Za chwilę dziennikarz WP SportowychFaktów zapytał prezesa PZN-u o to, czy Dawid Kubacki i Piotr Żyła trenowali bardziej indywidualnie. Adam Małysz potwierdził, że faktycznie tak było. Przyznał jednak, że zawodnicy nie ufali Thurnbichlerowi.

Tak. Taką mieli prośbę do trenera. Byłem przekonany, że wszystko jest poukładane. Latem miałem sygnały, że wszystko zmierza we właściwym kierunku. Alex Stoeckl (były dyrektor sportowy kadry - red.) później mnie uspokajał, mówił, że potrzeba czasu. Okazało się jednak, że coś nie grało. Nie odstawaliśmy tylko sprzętowo. Po prostu skoczkowie nie ufali Thomasowi - powiedział WP SportowymFaktom.

Za chwilę dziennikarz przeszedł do tematu rozmowy Małysza z Thurnbichlerem na temat przyszłości. Austriak miał dać znać prezesowi, że nie potrafi się dogadać, zwłaszcza z tymi najbardziej doświadczonymi zawodnikami, na czele z Dawidem Kubackim, Piotrem Żyłą i Kamilem Stochem.

Spotkaliśmy się około dwóch tygodni temu. Już wtedy stwierdził, że z tymi najstarszymi skoczkami nie jest w stanie się dogadać. Oni mają swoją wizję, chcą skakać po swojemu i nie jest w stanie przekonać ich do swoich, bardziej nowoczesnych, podążających za światem, metod. Thomas mówił mi, że jeśli nie będą podążać za światem, to ciężko będzie osiągać im dobre wyniki - powiedział Małysz.

Następnie legendarny skoczek przyznał, że Thomas Thurnbichler wyraził brak chęci dalszej pracy z kadrą A. Austriak miał dać znać, że może pracować z młodszymi zawodnikami, zwłaszcza z Pawłem Wąskiem, który miał otrzymać propozycję odbywania treningów indywidualnych z Thurnbichlerem. Podobnie, jak robi to Kamil Stoch z Michalem Doleżalem. 25-latek jednak odmówił, chcąc pozostać przy kadrze narodowej.

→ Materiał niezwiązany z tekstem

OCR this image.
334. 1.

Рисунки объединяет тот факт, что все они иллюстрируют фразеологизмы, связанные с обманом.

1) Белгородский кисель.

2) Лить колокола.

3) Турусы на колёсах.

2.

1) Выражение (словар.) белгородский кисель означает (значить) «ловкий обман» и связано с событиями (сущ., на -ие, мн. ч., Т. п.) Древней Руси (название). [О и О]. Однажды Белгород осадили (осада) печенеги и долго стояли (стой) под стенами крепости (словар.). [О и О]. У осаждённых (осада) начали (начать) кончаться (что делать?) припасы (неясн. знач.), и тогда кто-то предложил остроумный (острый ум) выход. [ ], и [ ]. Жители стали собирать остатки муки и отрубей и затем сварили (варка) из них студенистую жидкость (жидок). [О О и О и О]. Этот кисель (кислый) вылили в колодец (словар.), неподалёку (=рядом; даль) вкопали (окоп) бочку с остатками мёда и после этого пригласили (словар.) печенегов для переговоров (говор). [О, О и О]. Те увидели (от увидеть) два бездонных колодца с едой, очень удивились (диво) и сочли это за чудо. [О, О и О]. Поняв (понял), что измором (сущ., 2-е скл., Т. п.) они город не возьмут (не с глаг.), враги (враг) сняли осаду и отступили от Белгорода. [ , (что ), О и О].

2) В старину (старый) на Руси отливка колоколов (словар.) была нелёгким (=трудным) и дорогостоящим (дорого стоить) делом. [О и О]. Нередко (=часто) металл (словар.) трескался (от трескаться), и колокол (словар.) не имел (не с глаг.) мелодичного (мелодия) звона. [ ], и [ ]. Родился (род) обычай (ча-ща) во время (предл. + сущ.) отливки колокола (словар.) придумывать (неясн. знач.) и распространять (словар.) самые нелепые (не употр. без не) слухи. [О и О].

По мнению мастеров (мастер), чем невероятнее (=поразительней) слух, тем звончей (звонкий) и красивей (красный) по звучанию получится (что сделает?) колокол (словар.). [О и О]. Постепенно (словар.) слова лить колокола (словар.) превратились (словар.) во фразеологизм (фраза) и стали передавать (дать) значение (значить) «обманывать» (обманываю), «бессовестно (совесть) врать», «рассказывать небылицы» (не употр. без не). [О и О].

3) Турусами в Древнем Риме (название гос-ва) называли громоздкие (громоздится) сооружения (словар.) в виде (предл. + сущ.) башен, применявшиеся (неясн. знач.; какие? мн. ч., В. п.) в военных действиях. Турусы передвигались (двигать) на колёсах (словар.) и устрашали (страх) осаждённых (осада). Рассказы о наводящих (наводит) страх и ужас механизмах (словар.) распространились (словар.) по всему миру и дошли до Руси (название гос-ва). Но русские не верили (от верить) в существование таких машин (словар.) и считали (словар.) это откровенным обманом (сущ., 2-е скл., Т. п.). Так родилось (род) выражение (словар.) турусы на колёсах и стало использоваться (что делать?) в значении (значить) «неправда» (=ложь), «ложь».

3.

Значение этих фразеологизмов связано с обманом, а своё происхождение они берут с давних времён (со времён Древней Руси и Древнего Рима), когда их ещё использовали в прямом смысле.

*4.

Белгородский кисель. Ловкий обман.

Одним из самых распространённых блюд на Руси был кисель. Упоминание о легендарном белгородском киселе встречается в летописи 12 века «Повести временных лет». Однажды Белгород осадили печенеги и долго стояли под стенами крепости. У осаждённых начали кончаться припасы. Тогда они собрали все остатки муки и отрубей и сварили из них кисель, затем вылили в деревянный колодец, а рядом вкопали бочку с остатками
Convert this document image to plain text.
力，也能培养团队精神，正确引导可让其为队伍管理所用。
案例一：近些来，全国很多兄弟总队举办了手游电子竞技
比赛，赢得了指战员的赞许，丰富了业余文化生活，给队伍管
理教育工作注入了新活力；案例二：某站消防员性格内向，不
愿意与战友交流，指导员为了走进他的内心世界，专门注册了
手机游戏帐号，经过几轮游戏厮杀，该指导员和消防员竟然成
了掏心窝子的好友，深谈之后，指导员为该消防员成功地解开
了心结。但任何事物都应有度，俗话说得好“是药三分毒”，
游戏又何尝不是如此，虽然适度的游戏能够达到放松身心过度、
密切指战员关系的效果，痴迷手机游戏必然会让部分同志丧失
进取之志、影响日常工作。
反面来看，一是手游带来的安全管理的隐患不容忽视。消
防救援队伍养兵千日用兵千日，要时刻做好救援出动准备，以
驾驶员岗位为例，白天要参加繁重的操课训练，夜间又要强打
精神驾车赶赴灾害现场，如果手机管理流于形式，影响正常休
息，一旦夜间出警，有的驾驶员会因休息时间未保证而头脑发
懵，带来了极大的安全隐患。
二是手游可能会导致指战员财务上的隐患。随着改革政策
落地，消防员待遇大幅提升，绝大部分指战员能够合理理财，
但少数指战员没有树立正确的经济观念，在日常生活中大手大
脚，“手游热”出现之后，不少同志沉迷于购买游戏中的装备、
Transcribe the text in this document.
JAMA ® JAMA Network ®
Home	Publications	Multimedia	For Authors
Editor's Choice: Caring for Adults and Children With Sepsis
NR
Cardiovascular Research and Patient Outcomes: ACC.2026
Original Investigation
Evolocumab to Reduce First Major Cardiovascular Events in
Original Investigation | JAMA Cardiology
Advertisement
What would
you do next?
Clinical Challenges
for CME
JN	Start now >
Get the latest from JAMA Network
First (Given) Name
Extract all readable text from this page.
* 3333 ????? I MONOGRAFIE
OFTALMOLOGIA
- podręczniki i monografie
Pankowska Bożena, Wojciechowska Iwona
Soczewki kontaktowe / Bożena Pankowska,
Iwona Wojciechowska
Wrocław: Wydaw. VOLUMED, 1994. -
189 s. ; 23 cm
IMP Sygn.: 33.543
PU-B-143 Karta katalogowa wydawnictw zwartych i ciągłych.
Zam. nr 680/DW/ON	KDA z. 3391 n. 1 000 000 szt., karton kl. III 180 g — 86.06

Generalnie w kadrze iskrzyło i Thomas przekazał mi, że jeśli zostanie, to nie chciałby dalej pracować z najbardziej doświadczonymi zawodnikami. Chciał się skupić na Pawle i młodszych skoczkach. Trzon tej kadry stanowią jednak zawodnicy po trzydziestce - powiedział Adam Małysz w rozmowie z WP SportowymiFaktami.

Cały czas Polski Związek Narciarski czeka na decyzję Thomasa Thurnbichlera co do objęcia stanowiska kadry juniorów polskiej reprezentacji. Austriak ma czas do końca tygodnia, by przyjąć lub odrzucić tę propozycję.